Consciousness just implies the ability to be aware, in an open manner, which then leads to an “understanding”. So, when I talk about a deep consciousness, it just implies a deep understanding of life. The perspectives you are privy to in the state of deep consciousness are very different from the ones you align with in a state of low consciousness. True consciousness always leads to a deeper understanding of anything that’s brought to its wake.
As you deepen in consciousness, the nature of life-energy and the nature of being becomes very apparent to you. There are two aspects to who we are – “being” and “life-energy”, they are both contradictory in nature and we can never separate ourselves from either. A lot of confusion arises when we try to hold on to one aspect while distancing ourselves from the other. In fact, on this blog, there are some writings which focus purely on the being part and some that focus on the life-energy part, and they both seem to be very contradictory in nature when seen in isolation – yet they make complete sense when taken in unison.
True wholeness, or inner freedom, is attained when you can connect with both parts of who you are – the “being” part and the “life-energy” part. The challenge resides in the fact that these two “parts” are completely contradictory, the nature of being is the opposite to the nature of life-energy. For instance, the peace that you experience when you connect with the “being” part is opposite to the constant flux in the “life-energy” part. However, when you get stuck with holding on to the peace that you feel in your being and start pushing away from the movement of life-energy, there is stagnancy that starts pervading the journey of your life.

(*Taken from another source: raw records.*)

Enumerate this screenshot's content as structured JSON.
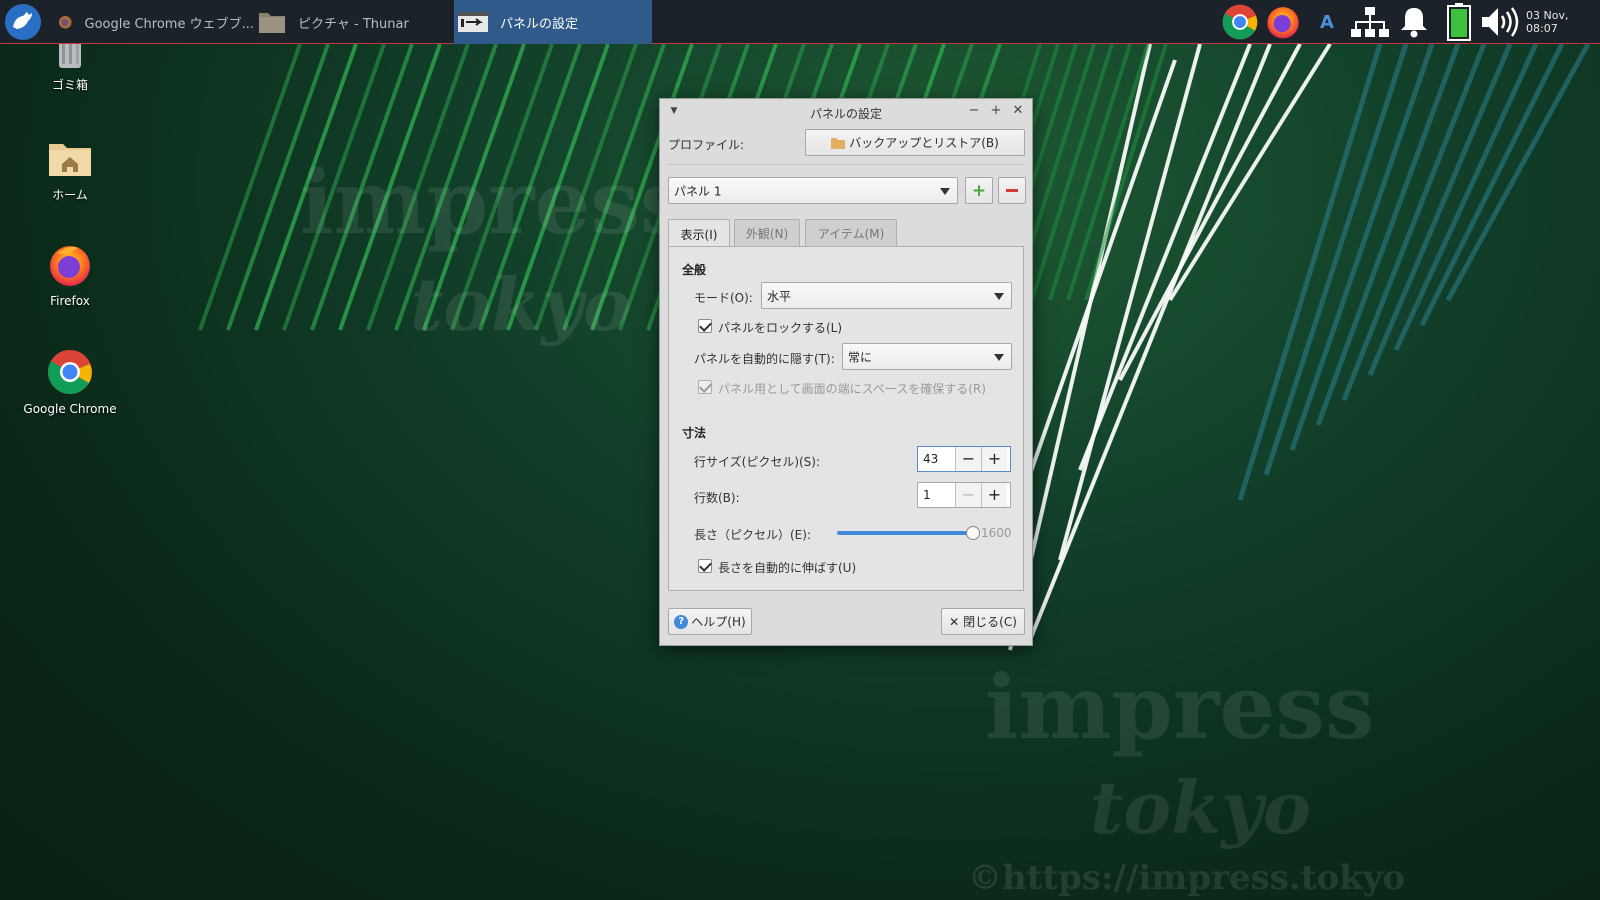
{
  "taskbar": {
    "tasks": [
      {
        "label": "Google Chrome ウェブブ...",
        "icon": "firefox-icon"
      },
      {
        "label": "ピクチャ - Thunar",
        "icon": "folder-icon"
      },
      {
        "label": "パネルの設定",
        "icon": "panel-preferences-icon"
      }
    ],
    "clock": "03 Nov, 08:07"
  },
  "desktop": {
    "icons": [
      {
        "label": "ゴミ箱",
        "icon": "trash-icon"
      },
      {
        "label": "ホーム",
        "icon": "home-folder-icon"
      },
      {
        "label": "Firefox",
        "icon": "firefox-icon"
      },
      {
        "label": "Google Chrome",
        "icon": "chrome-icon"
      }
    ]
  },
  "wallpaper": {
    "watermark_line1": "impress",
    "watermark_line2": "tokyo",
    "watermark_url": "©https://impress.tokyo"
  },
  "dialog": {
    "title": "パネルの設定",
    "profile_label": "プロファイル:",
    "backup_button": "バックアップとリストア(B)",
    "panel_select": "パネル 1",
    "tabs": [
      "表示(I)",
      "外観(N)",
      "アイテム(M)"
    ],
    "general": {
      "heading": "全般",
      "mode_label": "モード(O):",
      "mode_value": "水平",
      "lock_label": "パネルをロックする(L)",
      "lock_checked": true,
      "autohide_label": "パネルを自動的に隠す(T):",
      "autohide_value": "常に",
      "reserve_label": "パネル用として画面の端にスペースを確保する(R)",
      "reserve_checked": true
    },
    "measurements": {
      "heading": "寸法",
      "row_size_label": "行サイズ(ピクセル)(S):",
      "row_size_value": "43",
      "rows_label": "行数(B):",
      "rows_value": "1",
      "length_label": "長さ（ピクセル）(E):",
      "length_value": "1600",
      "length_fraction": 1.0,
      "autoextend_label": "長さを自動的に伸ばす(U)",
      "autoextend_checked": true
    },
    "help_button": "ヘルプ(H)",
    "close_button": "閉じる(C)"
  },
  "colors": {
    "accent": "#3f89d8",
    "taskbar_bg": "#1c2229",
    "taskbar_border": "#c13a3a",
    "active_task": "#2f5a8a"
  }
}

The question of “who am I” is easily answered when you are fully conscious of your essence as a being and your presence as a construct of life-energy. For instance, the physical body, with its brain, is a construct of life-energy, the soul or your ethereal body is a construct of life-energy, but your essence as “pure awareness” comes from the being part of you. It’s not confusing, rather it’s apparent, that there are two parts to your existence. Confusion arises when you try to hold on to one over the other. The very idea of attaining “moksha”, in terms of relinquishing your involvement with the “life-energy” part, arises from an incomplete understanding of who we are. A truly conscious entity is never obsessed with moksha, it’s like being obsessed with non-existence instead of embracing life.
Depending on your level of consciousness, you can get enamored with the life-energy part or the “being” part. However, as your consciousness grows, and deepens, you are fully integrated with both these parts in you. The contradiction within you feels normal, you are open to the dance of life-energy while residing in the static space of your being – it’s not one or the other, it’s one in the other. You are open to the movement of desires in you, and the restlessness it creates, while also residing in the space of being where this movement just operates like a flow happening in an open space. You fully understand how relatively meaningless this whole journey in terms of an end-goal while also imbuing relative meaning to your actions and movements. You are not clinging to either detachment or purpose, you are as purposeful as you are unattached.
It’s normal to be madly in pursuit of the “being” part or the “life-energy” part when one is yet to deepen in consciousness. The “yogi” who pursues detachment to be one with the “being” part and the “bhogi” (hindi word – the indulgent one), who is lustfully engrossed in the experiences of life-energy, are both relatively imbalanced. True wholeness is achieved in the integration of the yogi and bhogi, the being and the life-energy, the peace and the swirl.
You reach this place, of true wholeness, through deepening your consciousness through openness, through allowing yourself to touch both dimensions (the being part and the life-energy part), through knowing your “self” in both dimensions, through letting go of the need to hold on to a refuge whether it’s through a belief or an understanding, through wanting truth above convenience, through wanting reality above delusion.